Anyone think Lana Stokley would take a trip to New Orleans for their 11th anniversary as a makeup for their postponed 10-year celebration?

Ray Lewis to return Week 15 against Broncos

Source: Ray Lewis back Dec. 16
espn.go.com

Baltimore Ravens linebacker Ray Lewis, sidelined with a torn triceps, is expected to return on Dec. 16 to face Peyton Manning and the Denver Broncos, a team source told ESPN.

Back when Lewis suffered this injury, the matchup in Baltimore may have looked like just another hurdle to Denver making the playoffs. Seven weeks later, the game instead looms as a showdown that could determine whether one of these teams lands a first-round bye, or even home-field advantage throughout.

Of course, each team has two more games in the interim which could altogether change the narrative yet again, so we'll see just how big Broncos/Ravens turns out to be. But without having to go very far out on a limb, our prediction is that it will be ginormous.

Benoit: Broncos might be NFL’s best

Film Room: Broncos-Buccaneers
www.footballoutsiders.com

It’s hard to pinpoint a single player in the league more valuable than Manning. Not only has he masterfully blended his fine-tuned system with offensive coordinator Mike McCoy’s, he’s also quickly identified and maximized the strengths of every receiver he works with. It’s fun to see on film all the little things Manning does to make the game easy for his teammates. It’s no accident that every Broncos player has adapted so well to the new system and seems to be improving by the week.

Laudable as Denver’s offense has been, it’s the defense that has this team looking like Super Bowl favorites in the AFC. It’s almost fruitless trying to analyze this scheme, as John Fox and Jack Del Rio have sprinkled it with so many different flavors.

Benoit expects Peyton Manning to spend much of Sunday going after young Tampa Bay corners E.J. Biggers and Leonard Johnson, and to find loads of success there.

As for the defense, he sees several players operating at a Pro Bowl level in recent weeks, and he's bewildered that Tony Carter's elite coverage skills weren't discovered earlier.

A Super Bowl in Denver?

Denver mayor, Broncos pursue 2018 Super Bowl bid
www.denverpost.com

The Denver Broncos and Visit Denver in late August submitted an application to the National Football League’s Super Bowl Advisory Committee to bid to host the Super Bowl in 2018, 2019 or 2020…

...Already, Minneapolis, New Orleans and Indianapolis have said they are vying for 2018 — which would be announced at the NFL owners meeting in May 2014…

...“The New Jersey game is going to tell a good story on how that works in an outdoor venue,” Scharf said. “We have daily highs that are above Indianapolis and New York.
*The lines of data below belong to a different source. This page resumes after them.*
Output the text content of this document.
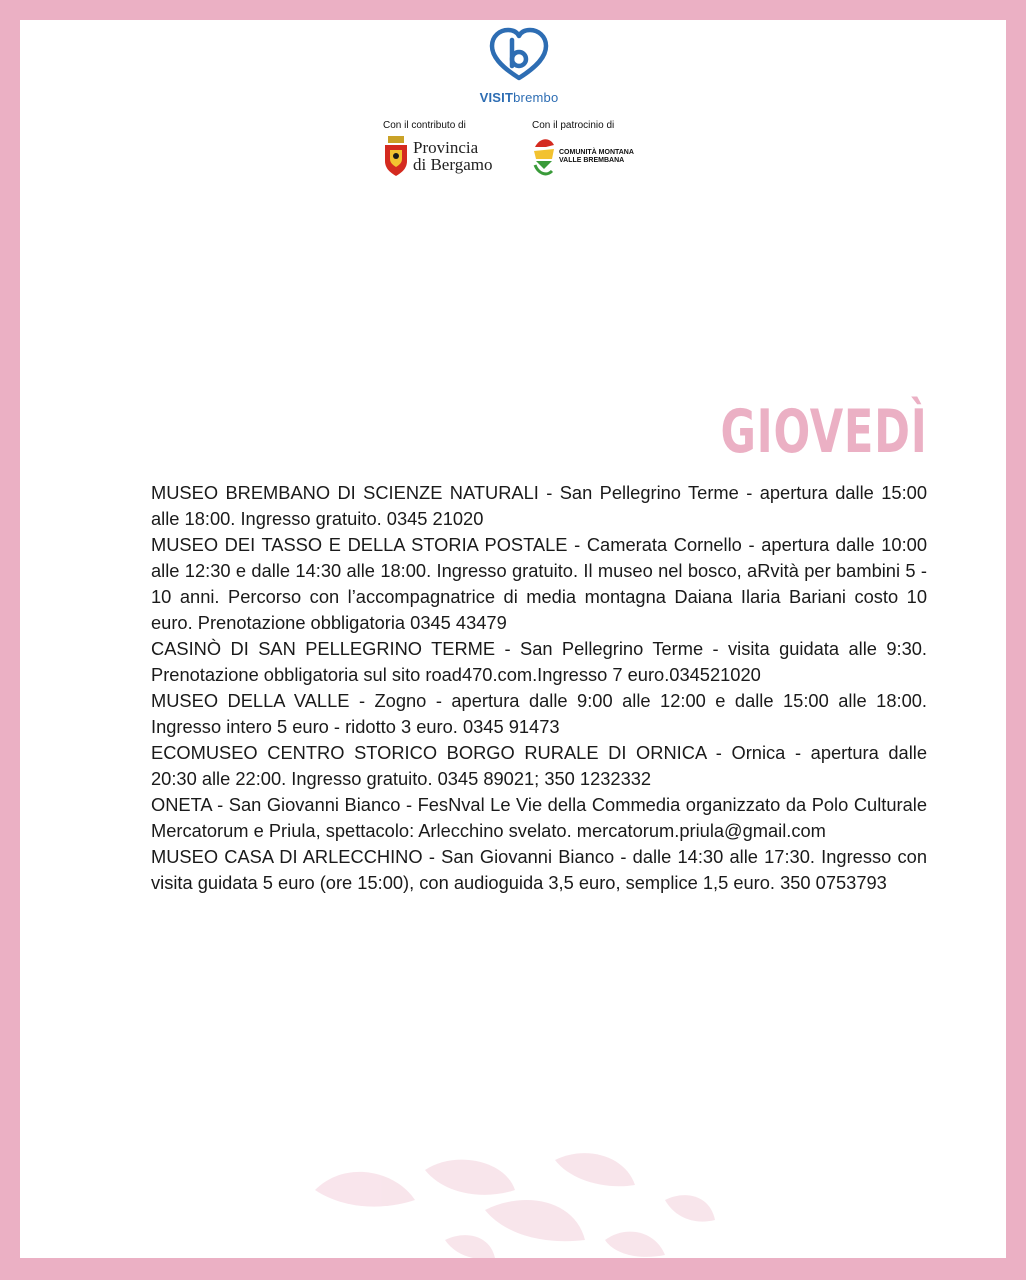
VISITbrembo
Con il contributo di
Provincia
di Bergamo
Con il patrocinio di
COMUNITÀ MONTANA
VALLE BREMBANA
GIOVEDÌ

MUSEO BREMBANO DI SCIENZE NATURALI - San Pellegrino Terme - apertura dalle 15:00 alle 18:00. Ingresso gratuito. 0345 21020

MUSEO DEI TASSO E DELLA STORIA POSTALE - Camerata Cornello - apertura dalle 10:00 alle 12:30 e dalle 14:30 alle 18:00. Ingresso gratuito. Il museo nel bosco, aRvità per bambini 5 - 10 anni. Percorso con l’accompagnatrice di media montagna Daiana Ilaria Bariani costo 10 euro. Prenotazione obbligatoria 0345 43479

CASINÒ DI SAN PELLEGRINO TERME - San Pellegrino Terme - visita guidata alle 9:30. Prenotazione obbligatoria sul sito road470.com.Ingresso 7 euro.034521020

MUSEO DELLA VALLE - Zogno - apertura dalle 9:00 alle 12:00 e dalle 15:00 alle 18:00. Ingresso intero 5 euro - ridotto 3 euro. 0345 91473

ECOMUSEO CENTRO STORICO BORGO RURALE DI ORNICA - Ornica - apertura dalle 20:30 alle 22:00. Ingresso gratuito. 0345 89021; 350 1232332

ONETA - San Giovanni Bianco - FesNval Le Vie della Commedia organizzato da Polo Culturale Mercatorum e Priula, spettacolo: Arlecchino svelato. mercatorum.priula@gmail.com

MUSEO CASA DI ARLECCHINO - San Giovanni Bianco - dalle 14:30 alle 17:30. Ingresso con visita guidata 5 euro (ore 15:00), con audioguida 3,5 euro, semplice 1,5 euro. 350 0753793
We are 10-degree warmer than Indianapolis and 7 degrees warmer than New York in February. That is also our second driest month of the year. It is not totally out of the question.”

There are a lot of reasons bringing the Super Bowl to Denver is a good move (the rabid fans, the Rocky Mountain skyline, seeing how many out-of-towners get altitude sickness), but one reason stands above all others: we're way better than New Jersey.